Elizabeth finished explaining to Mrs. Louden about my book being sent to Allen Grimes at the Gazette and the playing card with her husband’s blood on it. Did the king of clubs mean anything to her?
No, she answered. It didn’t.
“Your husband’s blood type,” said Elizabeth. “Did you know that it was rare?”
“I didn’t know it at all,” said Mrs. Louden.
“What about your husband’s doctors?” asked Elizabeth.
“What about them?”
“I’m assuming he had a primary care physician. What other doctors did he see?”
“Don’t you think that’s personal?” asked Mrs. Louden.
“I think it’s very personal,” said Elizabeth calmly. “But if we’re going to make a list of the people who would have knowledge of your husband’s blood type, that’s where we start.”
“Well, I’m afraid I can’t help you.”
“Can’t or won’t?” asked Elizabeth.
“Does it really make a difference?”
“Not that I want to, Mrs. Louden, but I can easily get hold of your husband’s medical records without your permission,” said Elizabeth.
“Then that’s what you’ll have to do,” she said. “Now, if you don’t mind…get the hell out of my house.”

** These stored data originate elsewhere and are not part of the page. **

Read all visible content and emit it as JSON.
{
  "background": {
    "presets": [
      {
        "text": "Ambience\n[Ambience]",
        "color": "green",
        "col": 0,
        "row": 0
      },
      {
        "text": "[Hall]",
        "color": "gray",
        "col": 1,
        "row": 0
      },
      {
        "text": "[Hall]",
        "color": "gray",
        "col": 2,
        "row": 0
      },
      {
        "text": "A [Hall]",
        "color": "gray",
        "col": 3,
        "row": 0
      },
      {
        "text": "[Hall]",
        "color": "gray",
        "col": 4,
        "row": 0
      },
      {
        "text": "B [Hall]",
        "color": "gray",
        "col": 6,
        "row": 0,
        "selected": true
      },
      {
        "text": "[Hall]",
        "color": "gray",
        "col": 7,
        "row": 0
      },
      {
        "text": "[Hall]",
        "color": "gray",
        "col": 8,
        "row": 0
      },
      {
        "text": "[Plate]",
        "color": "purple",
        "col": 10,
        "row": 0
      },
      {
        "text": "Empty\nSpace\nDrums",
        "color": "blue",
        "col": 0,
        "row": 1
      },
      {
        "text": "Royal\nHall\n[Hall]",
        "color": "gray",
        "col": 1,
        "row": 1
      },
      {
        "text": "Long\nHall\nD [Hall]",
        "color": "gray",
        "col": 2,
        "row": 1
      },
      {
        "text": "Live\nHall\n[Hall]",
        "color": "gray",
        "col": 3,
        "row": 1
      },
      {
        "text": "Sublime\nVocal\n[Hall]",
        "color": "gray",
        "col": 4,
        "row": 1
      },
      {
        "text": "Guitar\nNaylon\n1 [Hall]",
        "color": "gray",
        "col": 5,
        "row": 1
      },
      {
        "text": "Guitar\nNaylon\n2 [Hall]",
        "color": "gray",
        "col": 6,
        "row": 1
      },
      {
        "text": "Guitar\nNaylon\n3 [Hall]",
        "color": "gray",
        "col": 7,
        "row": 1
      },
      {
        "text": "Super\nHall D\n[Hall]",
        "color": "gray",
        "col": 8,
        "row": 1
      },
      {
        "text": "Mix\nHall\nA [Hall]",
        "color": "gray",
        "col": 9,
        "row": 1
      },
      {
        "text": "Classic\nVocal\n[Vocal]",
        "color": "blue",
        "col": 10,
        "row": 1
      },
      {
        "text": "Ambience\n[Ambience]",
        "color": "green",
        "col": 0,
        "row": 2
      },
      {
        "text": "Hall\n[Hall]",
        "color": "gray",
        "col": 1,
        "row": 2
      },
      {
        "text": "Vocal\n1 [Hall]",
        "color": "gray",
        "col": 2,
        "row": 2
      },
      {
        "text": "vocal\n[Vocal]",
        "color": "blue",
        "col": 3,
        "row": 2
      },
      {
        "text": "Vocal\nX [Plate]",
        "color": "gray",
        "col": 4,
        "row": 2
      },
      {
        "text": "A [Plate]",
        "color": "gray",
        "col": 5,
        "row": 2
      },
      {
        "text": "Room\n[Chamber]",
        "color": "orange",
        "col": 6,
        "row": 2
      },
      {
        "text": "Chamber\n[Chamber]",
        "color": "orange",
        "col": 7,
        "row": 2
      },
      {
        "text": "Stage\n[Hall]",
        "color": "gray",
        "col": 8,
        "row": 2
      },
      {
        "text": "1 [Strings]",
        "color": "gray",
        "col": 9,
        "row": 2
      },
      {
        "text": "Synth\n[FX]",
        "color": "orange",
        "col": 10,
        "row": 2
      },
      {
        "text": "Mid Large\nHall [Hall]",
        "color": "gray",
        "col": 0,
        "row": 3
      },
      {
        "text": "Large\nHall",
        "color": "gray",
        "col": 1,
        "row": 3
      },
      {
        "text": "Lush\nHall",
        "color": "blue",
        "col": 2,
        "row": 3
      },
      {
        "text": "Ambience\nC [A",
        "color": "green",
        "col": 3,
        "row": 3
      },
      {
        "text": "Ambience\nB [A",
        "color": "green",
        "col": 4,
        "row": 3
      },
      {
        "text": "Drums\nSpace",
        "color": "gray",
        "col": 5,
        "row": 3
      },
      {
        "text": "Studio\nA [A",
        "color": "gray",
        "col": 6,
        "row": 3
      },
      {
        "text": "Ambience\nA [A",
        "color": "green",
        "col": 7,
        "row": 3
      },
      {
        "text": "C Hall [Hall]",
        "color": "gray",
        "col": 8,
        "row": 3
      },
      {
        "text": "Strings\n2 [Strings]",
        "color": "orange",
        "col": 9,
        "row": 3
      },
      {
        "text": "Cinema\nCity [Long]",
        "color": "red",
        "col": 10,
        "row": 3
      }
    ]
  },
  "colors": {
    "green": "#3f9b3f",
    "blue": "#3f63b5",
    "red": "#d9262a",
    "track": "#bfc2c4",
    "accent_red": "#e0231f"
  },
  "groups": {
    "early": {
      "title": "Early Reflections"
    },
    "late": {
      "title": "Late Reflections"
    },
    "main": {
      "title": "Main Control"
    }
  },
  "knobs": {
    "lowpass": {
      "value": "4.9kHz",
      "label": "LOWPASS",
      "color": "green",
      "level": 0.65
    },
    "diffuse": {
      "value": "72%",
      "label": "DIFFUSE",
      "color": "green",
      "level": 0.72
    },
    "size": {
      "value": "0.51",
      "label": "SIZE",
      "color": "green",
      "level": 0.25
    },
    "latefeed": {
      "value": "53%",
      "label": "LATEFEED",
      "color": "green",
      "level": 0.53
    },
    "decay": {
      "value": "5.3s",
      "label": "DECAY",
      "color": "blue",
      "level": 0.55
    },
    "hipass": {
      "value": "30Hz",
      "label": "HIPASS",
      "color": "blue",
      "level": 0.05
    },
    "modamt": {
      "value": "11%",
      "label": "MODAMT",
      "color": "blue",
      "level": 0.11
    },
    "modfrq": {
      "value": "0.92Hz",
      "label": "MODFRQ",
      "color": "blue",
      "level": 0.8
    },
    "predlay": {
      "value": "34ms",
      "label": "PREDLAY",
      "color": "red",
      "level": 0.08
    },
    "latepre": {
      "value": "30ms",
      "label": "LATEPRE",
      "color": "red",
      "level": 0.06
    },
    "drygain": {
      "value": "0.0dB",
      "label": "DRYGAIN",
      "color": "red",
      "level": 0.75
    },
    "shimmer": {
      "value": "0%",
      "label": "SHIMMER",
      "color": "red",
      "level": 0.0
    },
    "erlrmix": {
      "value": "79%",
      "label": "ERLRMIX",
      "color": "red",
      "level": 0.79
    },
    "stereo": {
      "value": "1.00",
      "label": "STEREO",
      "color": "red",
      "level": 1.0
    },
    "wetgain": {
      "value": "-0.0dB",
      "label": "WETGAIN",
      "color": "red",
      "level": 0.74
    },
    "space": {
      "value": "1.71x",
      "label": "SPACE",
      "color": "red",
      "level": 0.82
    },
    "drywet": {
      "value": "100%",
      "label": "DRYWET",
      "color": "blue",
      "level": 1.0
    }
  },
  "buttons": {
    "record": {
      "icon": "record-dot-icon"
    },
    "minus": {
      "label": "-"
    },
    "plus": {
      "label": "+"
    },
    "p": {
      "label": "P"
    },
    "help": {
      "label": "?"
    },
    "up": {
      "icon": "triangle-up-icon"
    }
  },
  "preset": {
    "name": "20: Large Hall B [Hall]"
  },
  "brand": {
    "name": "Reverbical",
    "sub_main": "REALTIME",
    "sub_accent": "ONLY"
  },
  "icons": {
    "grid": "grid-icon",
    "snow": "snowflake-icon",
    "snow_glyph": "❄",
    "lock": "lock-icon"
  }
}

I could tell that Elizabeth had no intention of doing anything that remotely resembled leaving. Not yet. All the more reason why I got an earful thirty seconds later out on the sidewalk.
“For Christ’s sake, rookie, just because someone tells you to get the hell out of her house doesn’t mean you do it!” said Elizabeth.
Rookie?
“We weren’t getting anywhere,” I said.
“That’s the point,” she said. “That’s why we needed to keep her talking.”